Une situation décriée mais négligée !

La réaction de Dr Bougouzié Jacques Dembélé met en évidence une confusion qui règne autour du statut, de la formation et des diplômes de l’Ensup. Selon lui, l’Ensup est une école de formation comme les autres écoles professionnelles (l’ENI, l’IPR et l’ENA) qui ne doivent délivrer que des diplômes professionnels. C’est pourquoi l’universitaire ne comprend pas que l’on puisse obtenir un Master à l’issu d’une formation exclusivement professionnelle : « Je me demande comment des écoles de formation professionnelles délivrent des licences et masters. Ces diplômes doivent être limités aux facultés », précise-t-il. Le professeur de l’enseignement supérieur estime qu’un Master est un diplôme de spécialisation dans un domaine avec un accent particulier sur la méthodologie de la recherche pouvant continuer sur le Doctorat. Ce principe, si l’on s’en tient à certains Masters délivrés par l’Ensup, est totalement ignoré. Selon lui, faire Master en histoire et géographie deux domaines vastes qui ont en leur sein des domaines de spécialisation, est ambiguë « Comment peut-on faire un Master en histoire et en géographie ? » questionne-t-il. A en croire le pédagogue, cette pratique critiquable qui met en mal l’avenir de l’enseignement supérieur au Mali pouvait être évitée « nous l’avons décriée mais personne ne nous a écoutés », déplore-t-il avant de s’inquiéter de l’avenir: « Nous avons décidé délibérément d’abattre notre enseignement supérieur et le futur est sombre ».



Nécessité d’harmoniser l’accès à la formation et le besoin exprimé


Au Mali, les écoles supérieures sont devenues des laboratoires qui déversent chaque année des centaines de diplômés sur le marché de l’emploi.
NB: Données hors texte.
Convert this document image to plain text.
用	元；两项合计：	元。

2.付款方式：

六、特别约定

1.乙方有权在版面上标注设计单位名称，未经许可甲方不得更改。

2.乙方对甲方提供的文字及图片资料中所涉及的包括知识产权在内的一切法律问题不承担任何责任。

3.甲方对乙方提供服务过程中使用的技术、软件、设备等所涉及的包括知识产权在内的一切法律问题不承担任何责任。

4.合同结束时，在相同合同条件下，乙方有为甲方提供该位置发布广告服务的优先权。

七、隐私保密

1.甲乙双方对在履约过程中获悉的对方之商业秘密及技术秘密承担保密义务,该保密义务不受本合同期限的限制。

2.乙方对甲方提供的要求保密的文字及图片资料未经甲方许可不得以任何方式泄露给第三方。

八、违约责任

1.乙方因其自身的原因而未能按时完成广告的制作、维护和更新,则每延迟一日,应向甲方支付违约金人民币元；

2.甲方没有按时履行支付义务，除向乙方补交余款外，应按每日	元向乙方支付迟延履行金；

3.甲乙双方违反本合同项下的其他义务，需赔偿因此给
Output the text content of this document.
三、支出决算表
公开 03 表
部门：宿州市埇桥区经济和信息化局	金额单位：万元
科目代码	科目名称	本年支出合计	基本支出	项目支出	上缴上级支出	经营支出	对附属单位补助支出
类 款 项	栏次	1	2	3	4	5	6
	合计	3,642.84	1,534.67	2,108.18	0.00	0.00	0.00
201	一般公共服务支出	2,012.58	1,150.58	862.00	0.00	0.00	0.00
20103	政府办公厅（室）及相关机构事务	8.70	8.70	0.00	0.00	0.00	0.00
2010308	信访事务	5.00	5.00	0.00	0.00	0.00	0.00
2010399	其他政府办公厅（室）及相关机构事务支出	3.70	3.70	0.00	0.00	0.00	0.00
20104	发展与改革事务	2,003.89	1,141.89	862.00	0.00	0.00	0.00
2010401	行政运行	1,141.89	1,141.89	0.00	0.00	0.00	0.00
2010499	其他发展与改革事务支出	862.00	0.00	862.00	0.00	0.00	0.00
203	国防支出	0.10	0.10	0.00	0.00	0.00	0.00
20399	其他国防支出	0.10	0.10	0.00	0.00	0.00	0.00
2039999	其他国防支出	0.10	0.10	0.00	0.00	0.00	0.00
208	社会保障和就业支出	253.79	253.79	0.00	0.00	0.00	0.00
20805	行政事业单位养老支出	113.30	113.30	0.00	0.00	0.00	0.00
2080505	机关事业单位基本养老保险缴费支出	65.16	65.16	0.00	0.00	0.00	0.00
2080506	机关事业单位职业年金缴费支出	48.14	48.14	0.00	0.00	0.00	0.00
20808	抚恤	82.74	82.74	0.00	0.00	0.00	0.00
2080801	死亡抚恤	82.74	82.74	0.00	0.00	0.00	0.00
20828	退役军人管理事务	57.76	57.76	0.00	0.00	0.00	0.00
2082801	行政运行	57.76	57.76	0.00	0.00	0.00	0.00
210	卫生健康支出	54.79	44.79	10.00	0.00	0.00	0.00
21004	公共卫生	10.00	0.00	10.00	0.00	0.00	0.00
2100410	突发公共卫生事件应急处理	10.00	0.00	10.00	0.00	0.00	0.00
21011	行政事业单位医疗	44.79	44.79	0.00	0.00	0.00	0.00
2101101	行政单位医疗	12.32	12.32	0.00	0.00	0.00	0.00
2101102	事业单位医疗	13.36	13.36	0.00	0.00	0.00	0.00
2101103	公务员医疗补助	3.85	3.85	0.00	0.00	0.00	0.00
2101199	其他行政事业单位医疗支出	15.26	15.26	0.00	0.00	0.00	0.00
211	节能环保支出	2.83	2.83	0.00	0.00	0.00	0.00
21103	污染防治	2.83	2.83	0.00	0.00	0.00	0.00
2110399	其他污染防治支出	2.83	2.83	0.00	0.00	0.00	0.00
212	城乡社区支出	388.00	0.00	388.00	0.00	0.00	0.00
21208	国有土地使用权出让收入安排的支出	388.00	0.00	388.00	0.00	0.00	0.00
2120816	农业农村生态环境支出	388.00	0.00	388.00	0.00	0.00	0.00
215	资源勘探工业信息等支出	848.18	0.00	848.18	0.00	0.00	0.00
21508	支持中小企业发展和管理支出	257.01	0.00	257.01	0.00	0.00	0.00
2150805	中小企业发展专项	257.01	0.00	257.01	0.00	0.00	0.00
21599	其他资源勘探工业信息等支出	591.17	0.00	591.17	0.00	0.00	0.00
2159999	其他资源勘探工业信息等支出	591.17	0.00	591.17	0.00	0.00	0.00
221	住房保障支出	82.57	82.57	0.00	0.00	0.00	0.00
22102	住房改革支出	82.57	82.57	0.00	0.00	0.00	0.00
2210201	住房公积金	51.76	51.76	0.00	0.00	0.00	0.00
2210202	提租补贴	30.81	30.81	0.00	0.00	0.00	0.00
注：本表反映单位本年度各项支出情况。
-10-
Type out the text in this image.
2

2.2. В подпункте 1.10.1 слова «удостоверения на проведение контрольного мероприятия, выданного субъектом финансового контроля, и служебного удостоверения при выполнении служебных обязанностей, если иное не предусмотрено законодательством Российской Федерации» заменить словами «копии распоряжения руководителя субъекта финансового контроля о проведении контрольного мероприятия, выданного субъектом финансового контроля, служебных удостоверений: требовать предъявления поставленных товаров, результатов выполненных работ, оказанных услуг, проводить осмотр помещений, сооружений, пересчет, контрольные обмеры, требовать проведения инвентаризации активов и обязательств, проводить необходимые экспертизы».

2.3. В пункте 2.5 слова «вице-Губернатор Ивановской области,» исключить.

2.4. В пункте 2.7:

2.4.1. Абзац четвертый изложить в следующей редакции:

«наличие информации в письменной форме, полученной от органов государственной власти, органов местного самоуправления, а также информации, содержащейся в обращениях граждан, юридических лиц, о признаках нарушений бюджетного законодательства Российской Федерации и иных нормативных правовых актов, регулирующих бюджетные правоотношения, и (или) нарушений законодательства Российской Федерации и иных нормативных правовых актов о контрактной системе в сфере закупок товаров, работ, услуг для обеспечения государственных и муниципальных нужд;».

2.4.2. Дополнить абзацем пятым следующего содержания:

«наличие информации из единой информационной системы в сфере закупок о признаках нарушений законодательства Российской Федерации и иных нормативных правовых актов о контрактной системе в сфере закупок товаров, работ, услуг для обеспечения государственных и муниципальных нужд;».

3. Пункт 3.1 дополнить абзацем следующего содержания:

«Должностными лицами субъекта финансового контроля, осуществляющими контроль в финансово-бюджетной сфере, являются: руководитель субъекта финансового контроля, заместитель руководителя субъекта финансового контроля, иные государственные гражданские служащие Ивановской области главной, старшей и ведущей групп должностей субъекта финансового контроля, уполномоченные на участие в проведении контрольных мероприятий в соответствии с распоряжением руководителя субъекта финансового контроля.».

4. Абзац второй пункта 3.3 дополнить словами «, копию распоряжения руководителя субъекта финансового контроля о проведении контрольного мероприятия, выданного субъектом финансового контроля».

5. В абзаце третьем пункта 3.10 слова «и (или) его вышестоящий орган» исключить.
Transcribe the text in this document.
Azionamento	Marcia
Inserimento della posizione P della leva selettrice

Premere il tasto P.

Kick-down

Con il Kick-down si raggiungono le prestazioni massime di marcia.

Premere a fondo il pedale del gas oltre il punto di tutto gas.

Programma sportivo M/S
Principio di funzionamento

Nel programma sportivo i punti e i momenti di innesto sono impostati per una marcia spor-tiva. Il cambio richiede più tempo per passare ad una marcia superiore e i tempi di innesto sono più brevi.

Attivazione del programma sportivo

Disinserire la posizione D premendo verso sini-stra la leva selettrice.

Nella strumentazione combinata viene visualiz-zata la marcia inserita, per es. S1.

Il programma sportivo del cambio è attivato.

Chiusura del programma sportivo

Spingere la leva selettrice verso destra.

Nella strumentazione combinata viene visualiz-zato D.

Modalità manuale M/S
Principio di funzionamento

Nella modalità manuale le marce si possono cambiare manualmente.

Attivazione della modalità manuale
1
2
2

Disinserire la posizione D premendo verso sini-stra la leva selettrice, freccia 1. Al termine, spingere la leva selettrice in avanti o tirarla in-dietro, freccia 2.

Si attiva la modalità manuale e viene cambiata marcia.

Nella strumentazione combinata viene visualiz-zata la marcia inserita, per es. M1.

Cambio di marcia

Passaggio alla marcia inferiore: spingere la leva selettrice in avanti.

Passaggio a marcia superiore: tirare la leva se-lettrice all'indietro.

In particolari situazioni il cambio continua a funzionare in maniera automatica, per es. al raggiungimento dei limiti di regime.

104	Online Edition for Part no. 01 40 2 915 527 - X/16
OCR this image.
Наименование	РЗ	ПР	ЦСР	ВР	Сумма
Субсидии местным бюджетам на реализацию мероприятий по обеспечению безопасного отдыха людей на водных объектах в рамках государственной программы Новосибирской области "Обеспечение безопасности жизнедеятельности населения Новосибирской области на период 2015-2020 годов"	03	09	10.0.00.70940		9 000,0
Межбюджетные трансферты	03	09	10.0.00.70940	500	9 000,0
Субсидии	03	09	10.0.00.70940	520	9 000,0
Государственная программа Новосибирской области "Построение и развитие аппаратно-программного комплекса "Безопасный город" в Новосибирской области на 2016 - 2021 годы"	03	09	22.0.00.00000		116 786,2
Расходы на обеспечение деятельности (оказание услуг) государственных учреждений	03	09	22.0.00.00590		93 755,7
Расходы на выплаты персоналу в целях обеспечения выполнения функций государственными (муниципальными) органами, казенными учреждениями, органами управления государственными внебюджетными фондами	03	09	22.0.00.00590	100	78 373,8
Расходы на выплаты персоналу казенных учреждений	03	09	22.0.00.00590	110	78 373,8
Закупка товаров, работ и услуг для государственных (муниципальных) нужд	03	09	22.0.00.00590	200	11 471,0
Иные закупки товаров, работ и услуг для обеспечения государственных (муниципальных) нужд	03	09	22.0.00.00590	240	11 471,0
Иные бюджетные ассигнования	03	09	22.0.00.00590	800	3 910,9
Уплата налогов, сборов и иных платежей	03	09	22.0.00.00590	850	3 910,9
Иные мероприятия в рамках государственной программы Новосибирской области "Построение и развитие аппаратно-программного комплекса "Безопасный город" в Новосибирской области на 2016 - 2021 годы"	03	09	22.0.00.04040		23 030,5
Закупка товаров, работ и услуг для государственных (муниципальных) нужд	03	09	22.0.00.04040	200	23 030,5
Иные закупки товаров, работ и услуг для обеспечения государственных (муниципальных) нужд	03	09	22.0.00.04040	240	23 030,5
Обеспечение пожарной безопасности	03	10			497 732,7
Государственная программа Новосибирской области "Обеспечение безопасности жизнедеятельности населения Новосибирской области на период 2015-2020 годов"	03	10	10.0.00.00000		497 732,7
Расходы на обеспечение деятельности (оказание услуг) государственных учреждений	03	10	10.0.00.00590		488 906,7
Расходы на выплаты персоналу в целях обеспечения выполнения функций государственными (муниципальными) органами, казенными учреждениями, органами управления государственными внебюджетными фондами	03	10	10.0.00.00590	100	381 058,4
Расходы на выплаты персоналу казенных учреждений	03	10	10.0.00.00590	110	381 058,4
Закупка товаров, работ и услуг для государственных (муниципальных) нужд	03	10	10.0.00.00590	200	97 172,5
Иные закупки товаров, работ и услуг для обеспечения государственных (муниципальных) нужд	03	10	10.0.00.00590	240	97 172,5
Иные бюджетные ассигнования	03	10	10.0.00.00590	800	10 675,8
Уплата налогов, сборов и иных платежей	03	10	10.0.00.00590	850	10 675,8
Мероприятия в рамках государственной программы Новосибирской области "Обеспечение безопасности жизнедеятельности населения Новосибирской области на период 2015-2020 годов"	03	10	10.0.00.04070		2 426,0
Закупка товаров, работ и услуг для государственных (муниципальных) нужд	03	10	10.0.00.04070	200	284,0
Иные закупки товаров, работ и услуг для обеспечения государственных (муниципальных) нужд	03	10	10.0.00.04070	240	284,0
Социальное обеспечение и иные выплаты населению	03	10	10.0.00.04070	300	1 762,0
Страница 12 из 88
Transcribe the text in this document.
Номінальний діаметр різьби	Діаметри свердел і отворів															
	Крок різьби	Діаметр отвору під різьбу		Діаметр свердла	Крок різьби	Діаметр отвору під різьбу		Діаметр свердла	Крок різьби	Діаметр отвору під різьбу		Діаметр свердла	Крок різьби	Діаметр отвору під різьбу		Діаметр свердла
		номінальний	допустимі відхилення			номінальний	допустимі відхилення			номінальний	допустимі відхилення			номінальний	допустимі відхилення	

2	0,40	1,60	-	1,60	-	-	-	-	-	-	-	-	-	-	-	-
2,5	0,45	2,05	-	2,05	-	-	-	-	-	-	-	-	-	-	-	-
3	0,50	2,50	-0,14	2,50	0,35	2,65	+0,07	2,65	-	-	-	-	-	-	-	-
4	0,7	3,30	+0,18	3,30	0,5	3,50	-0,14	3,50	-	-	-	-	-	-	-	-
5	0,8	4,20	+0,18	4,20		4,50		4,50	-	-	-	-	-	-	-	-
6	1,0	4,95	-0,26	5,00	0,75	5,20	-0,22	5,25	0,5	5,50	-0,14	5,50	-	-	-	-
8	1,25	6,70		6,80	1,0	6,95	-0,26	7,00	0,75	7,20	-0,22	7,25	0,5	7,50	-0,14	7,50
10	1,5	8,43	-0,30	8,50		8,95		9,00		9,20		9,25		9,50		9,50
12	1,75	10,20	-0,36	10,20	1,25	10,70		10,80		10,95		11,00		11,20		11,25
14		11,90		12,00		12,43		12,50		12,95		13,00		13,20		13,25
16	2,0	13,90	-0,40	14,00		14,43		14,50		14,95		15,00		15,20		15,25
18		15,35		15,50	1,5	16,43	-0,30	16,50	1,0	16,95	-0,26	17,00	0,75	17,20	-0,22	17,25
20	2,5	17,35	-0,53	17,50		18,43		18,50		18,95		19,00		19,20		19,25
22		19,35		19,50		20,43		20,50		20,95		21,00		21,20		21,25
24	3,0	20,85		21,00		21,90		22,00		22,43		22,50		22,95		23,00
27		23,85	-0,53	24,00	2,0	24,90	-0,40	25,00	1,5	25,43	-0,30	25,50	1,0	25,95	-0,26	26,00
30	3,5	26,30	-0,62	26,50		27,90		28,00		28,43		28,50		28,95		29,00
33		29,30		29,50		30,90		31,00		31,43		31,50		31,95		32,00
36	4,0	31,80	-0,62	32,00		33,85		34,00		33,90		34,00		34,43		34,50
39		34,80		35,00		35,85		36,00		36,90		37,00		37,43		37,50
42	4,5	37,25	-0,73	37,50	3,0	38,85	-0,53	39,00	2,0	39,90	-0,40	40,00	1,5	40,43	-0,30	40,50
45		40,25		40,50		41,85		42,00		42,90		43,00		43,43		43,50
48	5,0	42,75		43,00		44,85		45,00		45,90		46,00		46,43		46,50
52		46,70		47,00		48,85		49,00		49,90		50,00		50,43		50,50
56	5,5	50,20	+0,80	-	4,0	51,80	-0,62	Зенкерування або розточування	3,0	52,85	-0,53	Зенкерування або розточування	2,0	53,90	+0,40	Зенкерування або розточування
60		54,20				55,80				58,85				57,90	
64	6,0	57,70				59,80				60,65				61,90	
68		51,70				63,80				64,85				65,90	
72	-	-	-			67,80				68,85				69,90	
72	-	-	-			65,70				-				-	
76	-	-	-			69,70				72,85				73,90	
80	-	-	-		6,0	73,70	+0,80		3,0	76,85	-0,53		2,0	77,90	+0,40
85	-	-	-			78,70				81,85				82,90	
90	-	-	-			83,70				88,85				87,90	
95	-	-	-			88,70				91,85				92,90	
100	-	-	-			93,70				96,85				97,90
Les écoles de formation professionnelle censées former des travailleurs, contribuent malheureusement et de façon significative, à accroître le chômage faute d’accès direct à l’emploi. Face à cette triste réalité, Dr Dembélé suggère l’harmonisation entre l’accession à la formation et le besoin exprimé sur le terrain « on y fait entrer que strictement le nombre dont on a besoin. On y entre par concours, on obtient un diplôme professionnel et on est directement fonctionnaire ». Il déclare regretter la situation des nombreux diplômés qui attendent toujours les concours de recrutements dans la fonction publique, le premier pourvoyeur d’emploi au Mali avec 59% en 2025, selon les données du ministère de l’Emploi et de la formation professionnelle.

En conclusion, nous estimons que la révision du statut des écoles supérieures professionnelles et les conditions d’accès s’imposent comme une urgence. Cela leur permettra de jouer pleinement leur rôle de formation et d’insertion directe des diplômés. Il est aussi fondamental de clarifier les conditions d’obtention des Masters et de Licence de l’Ensup, et leurs valeurs si l’on sait qu’en dehors du Mali, ils ne sont pas considérés comme tels.